Strefa Siatkówki – Mocny Serwis
Strona Główna > Aktualności > PlusLiga > Patryk Niemiec: To zwieńczenie tego całego sezonu, pracy i poświęceń

Patryk Niemiec: To zwieńczenie tego całego sezonu, pracy i poświęceń

fot. Klaudia Piwowarczyk

Jednym z Jurajskich Rycerzy, który ma na swoim koncie medal PlusLigi, jest Patryk Niemiec. Czy takie doświadczenie pomaga w grze o najwyższe cele? – To są o wiele większe emocje niż taki zwykły mecz w fazie zasadniczej. Każdy udział w tej rundzie to niesamowite przeżycie – mówi środkowy zawiercian. – Myślę, że to jest zwieńczenie tego całego sezonu, pracy i poświęceń – dodaje.

Dwa razy w karierze zdarzyło ci się grać w play-off. Które lepiej wspominasz? W jednych był większy sukces, ale mniej gry. W drugich więcej gry, ale gorszy wynik.
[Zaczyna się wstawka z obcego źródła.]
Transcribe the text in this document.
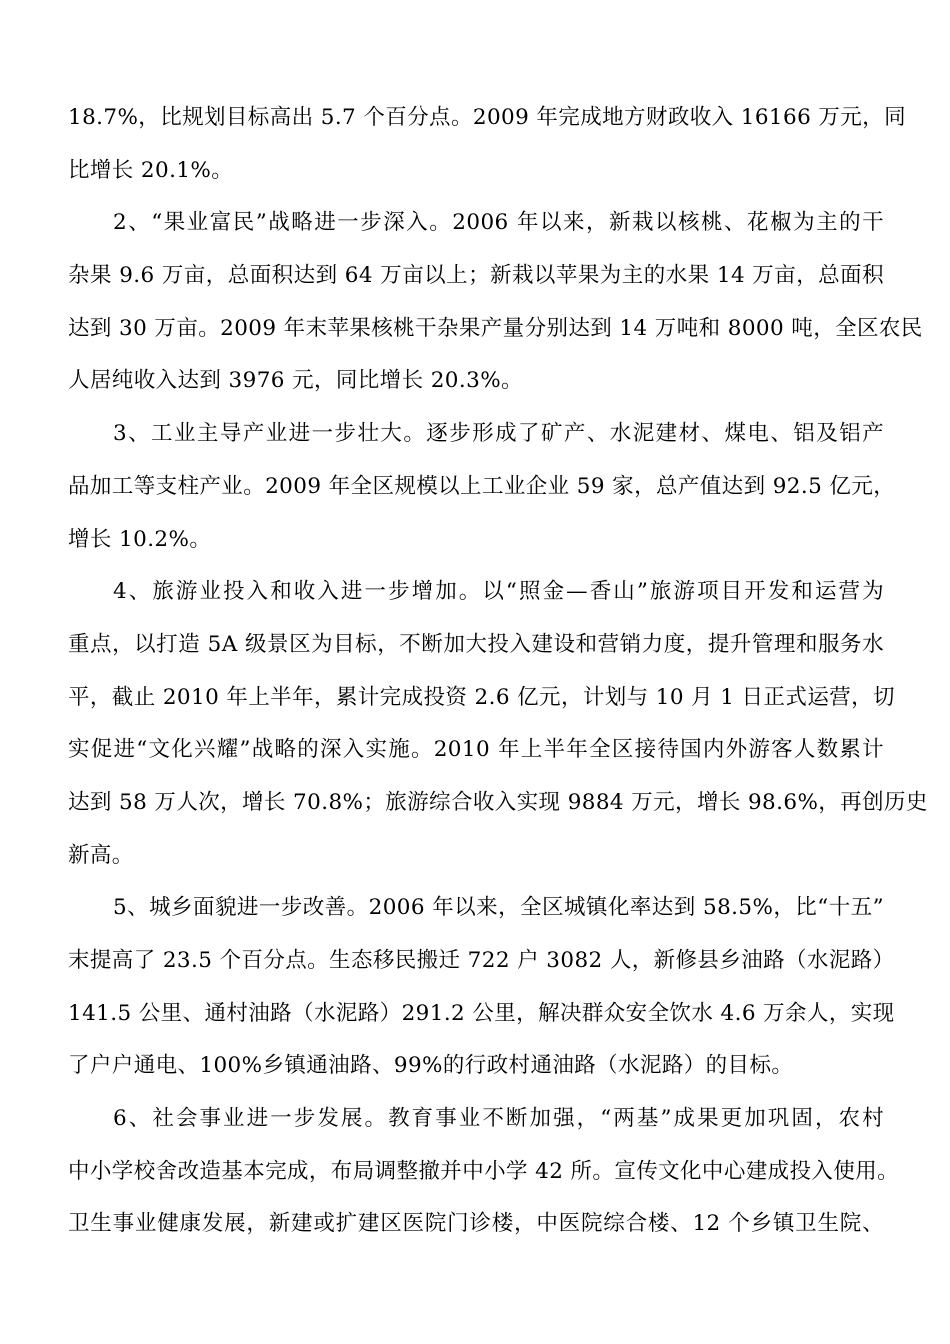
18.7%，比规划目标高出 5.7 个百分点。2009 年完成地方财政收入 16166 万元，同
比增长 20.1%。
2、“果业富民”战略进一步深入。2006 年以来，新栽以核桃、花椒为主的干
杂果 9.6 万亩，总面积达到 64 万亩以上；新栽以苹果为主的水果 14 万亩，总面积
达到 30 万亩。2009 年末苹果核桃干杂果产量分别达到 14 万吨和 8000 吨，全区农民
人居纯收入达到 3976 元，同比增长 20.3%。
3、工业主导产业进一步壮大。逐步形成了矿产、水泥建材、煤电、铝及铝产
品加工等支柱产业。2009 年全区规模以上工业企业 59 家，总产值达到 92.5 亿元，
增长 10.2%。
4、旅游业投入和收入进一步增加。以“照金—香山”旅游项目开发和运营为
重点，以打造 5A 级景区为目标，不断加大投入建设和营销力度，提升管理和服务水
平，截止 2010 年上半年，累计完成投资 2.6 亿元，计划与 10 月 1 日正式运营，切
实促进“文化兴耀”战略的深入实施。2010 年上半年全区接待国内外游客人数累计
达到 58 万人次，增长 70.8%；旅游综合收入实现 9884 万元，增长 98.6%，再创历史
新高。
5、城乡面貌进一步改善。2006 年以来，全区城镇化率达到 58.5%，比“十五”
末提高了 23.5 个百分点。生态移民搬迁 722 户 3082 人，新修县乡油路（水泥路）
141.5 公里、通村油路（水泥路）291.2 公里，解决群众安全饮水 4.6 万余人，实现
了户户通电、100%乡镇通油路、99%的行政村通油路（水泥路）的目标。
6、社会事业进一步发展。教育事业不断加强，“两基”成果更加巩固，农村
中小学校舍改造基本完成，布局调整撤并中小学 42 所。宣传文化中心建成投入使用。
卫生事业健康发展，新建或扩建区医院门诊楼，中医院综合楼、12 个乡镇卫生院、
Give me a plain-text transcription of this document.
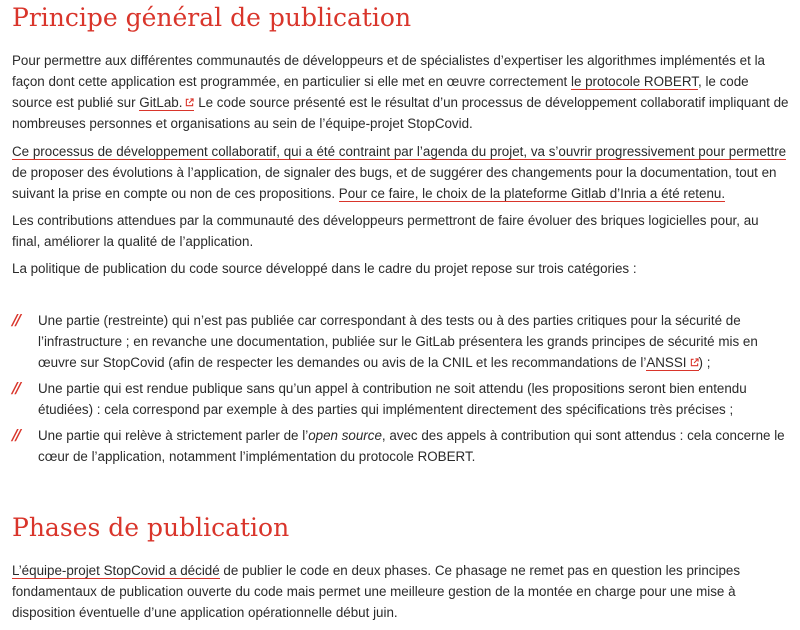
Principe général de publication

Pour permettre aux différentes communautés de développeurs et de spécialistes d’expertiser les algorithmes implémentés et la façon dont cette application est programmée, en particulier si elle met en œuvre correctement le protocole ROBERT, le code source est publié sur GitLab. Le code source présenté est le résultat d’un processus de développement collaboratif impliquant de nombreuses personnes et organisations au sein de l’équipe-projet StopCovid.

Ce processus de développement collaboratif, qui a été contraint par l’agenda du projet, va s’ouvrir progressivement pour permettre de proposer des évolutions à l’application, de signaler des bugs, et de suggérer des changements pour la documentation, tout en suivant la prise en compte ou non de ces propositions. Pour ce faire, le choix de la plateforme Gitlab d’Inria a été retenu.

Les contributions attendues par la communauté des développeurs permettront de faire évoluer des briques logicielles pour, au final, améliorer la qualité de l’application.

La politique de publication du code source développé dans le cadre du projet repose sur trois catégories :

// Une partie (restreinte) qui n’est pas publiée car correspondant à des tests ou à des parties critiques pour la sécurité de l’infrastructure ; en revanche une documentation, publiée sur le GitLab présentera les grands principes de sécurité mis en œuvre sur StopCovid (afin de respecter les demandes ou avis de la CNIL et les recommandations de l’ANSSI ) ;
// Une partie qui est rendue publique sans qu’un appel à contribution ne soit attendu (les propositions seront bien entendu étudiées) : cela correspond par exemple à des parties qui implémentent directement des spécifications très précises ;
// Une partie qui relève à strictement parler de l’open source, avec des appels à contribution qui sont attendus : cela concerne le cœur de l’application, notamment l’implémentation du protocole ROBERT.
Phases de publication

L’équipe-projet StopCovid a décidé de publier le code en deux phases. Ce phasage ne remet pas en question les principes fondamentaux de publication ouverte du code mais permet une meilleure gestion de la montée en charge pour une mise à disposition éventuelle d’une application opérationnelle début juin.
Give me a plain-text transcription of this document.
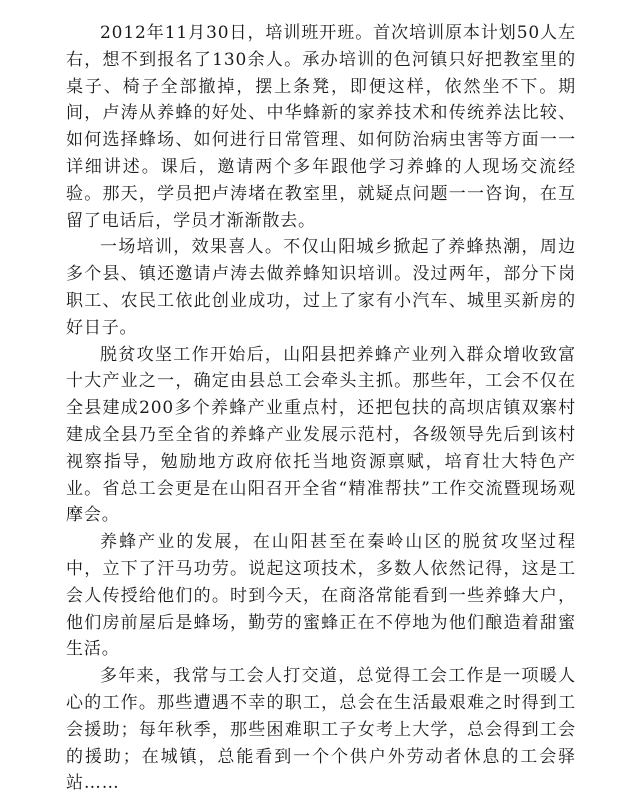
2012年11月30日，培训班开班。首次培训原本计划50人左右，想不到报名了130余人。承办培训的色河镇只好把教室里的桌子、椅子全部撤掉，摆上条凳，即便这样，依然坐不下。期间，卢涛从养蜂的好处、中华蜂新的家养技术和传统养法比较、如何选择蜂场、如何进行日常管理、如何防治病虫害等方面一一详细讲述。课后，邀请两个多年跟他学习养蜂的人现场交流经验。那天，学员把卢涛堵在教室里，就疑点问题一一咨询，在互留了电话后，学员才渐渐散去。

一场培训，效果喜人。不仅山阳城乡掀起了养蜂热潮，周边多个县、镇还邀请卢涛去做养蜂知识培训。没过两年，部分下岗职工、农民工依此创业成功，过上了家有小汽车、城里买新房的好日子。

脱贫攻坚工作开始后，山阳县把养蜂产业列入群众增收致富十大产业之一，确定由县总工会牵头主抓。那些年，工会不仅在全县建成200多个养蜂产业重点村，还把包扶的高坝店镇双寨村建成全县乃至全省的养蜂产业发展示范村，各级领导先后到该村视察指导，勉励地方政府依托当地资源禀赋，培育壮大特色产业。省总工会更是在山阳召开全省“精准帮扶”工作交流暨现场观摩会。

养蜂产业的发展，在山阳甚至在秦岭山区的脱贫攻坚过程中，立下了汗马功劳。说起这项技术，多数人依然记得，这是工会人传授给他们的。时到今天，在商洛常能看到一些养蜂大户，他们房前屋后是蜂场，勤劳的蜜蜂正在不停地为他们酿造着甜蜜生活。

多年来，我常与工会人打交道，总觉得工会工作是一项暖人心的工作。那些遭遇不幸的职工，总会在生活最艰难之时得到工会援助；每年秋季，那些困难职工子女考上大学，总会得到工会的援助；在城镇，总能看到一个个供户外劳动者休息的工会驿站……
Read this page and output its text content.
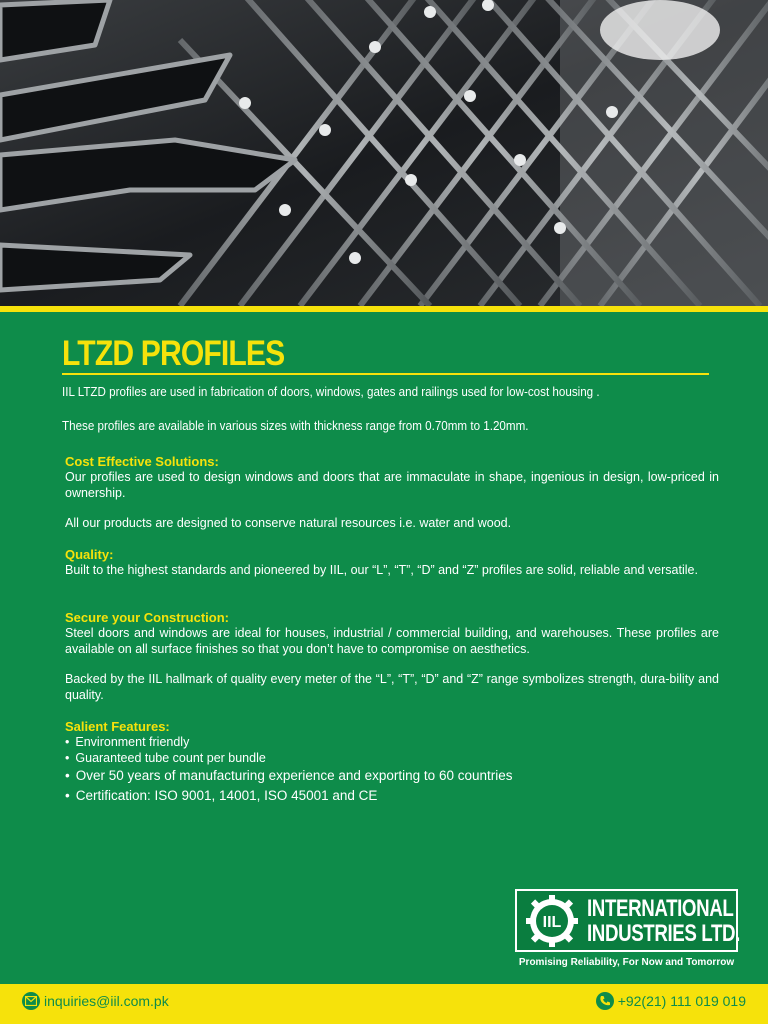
LTZD PROFILES

IIL LTZD profiles are used in fabrication of doors, windows, gates and railings used for low-cost housing .

These profiles are available in various sizes with thickness range from 0.70mm to 1.20mm.

Cost Effective Solutions:

Our profiles are used to design windows and doors that are immaculate in shape, ingenious in design, low-priced in ownership.

All our products are designed to conserve natural resources i.e. water and wood.

Quality:

Built to the highest standards and pioneered by IIL, our “L”, “T”, “D” and “Z” profiles are solid, reliable and versatile.

Secure your Construction:

Steel doors and windows are ideal for houses, industrial / commercial building, and warehouses. These profiles are available on all surface finishes so that you don’t have to compromise on aesthetics.

Backed by the IIL hallmark of quality every meter of the “L”, “T”, “D” and “Z” range symbolizes strength, dura-bility and quality.

Salient Features:
• Environment friendly
• Guaranteed tube count per bundle
• Over 50 years of manufacturing experience and exporting to 60 countries
• Certification: ISO 9001, 14001, ISO 45001 and CE
IIL
INTERNATIONAL
INDUSTRIES LTD.
Promising Reliability, For Now and Tomorrow
inquiries@iil.com.pk	+92(21) 111 019 019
Patryk Niemiec: – Myślę, że podobnie. Tak jak mówisz. W jednych mniej grałem, ale był sukces. W drugich grałem z gorszym rezultatem, ale myślę, że każdy play-off zapada w pamięć. To są o wiele większe emocje niż taki zwykły mecz w fazie zasadniczej. Każdy udział w tej rundzie to niesamowite przeżycie.

Znasz już smak medalu PlusLigi jako gracz Trefla Gdańsk. Jak wspominasz te wygrane rywalizacje najpierw w ćwierćfinale, a później o brąz? Pamiętam też, że i w półfinale było dużo emocji, chociaż dla was bez happy endu.

– Tak jak mówiłem. To są duże emocje, poświęcenie, ciężka praca przez cały sezon, więc cieszę się, że ten medal był. Myślę, że to jest zwieńczenie tego całego sezonu, pracy i poświęceń.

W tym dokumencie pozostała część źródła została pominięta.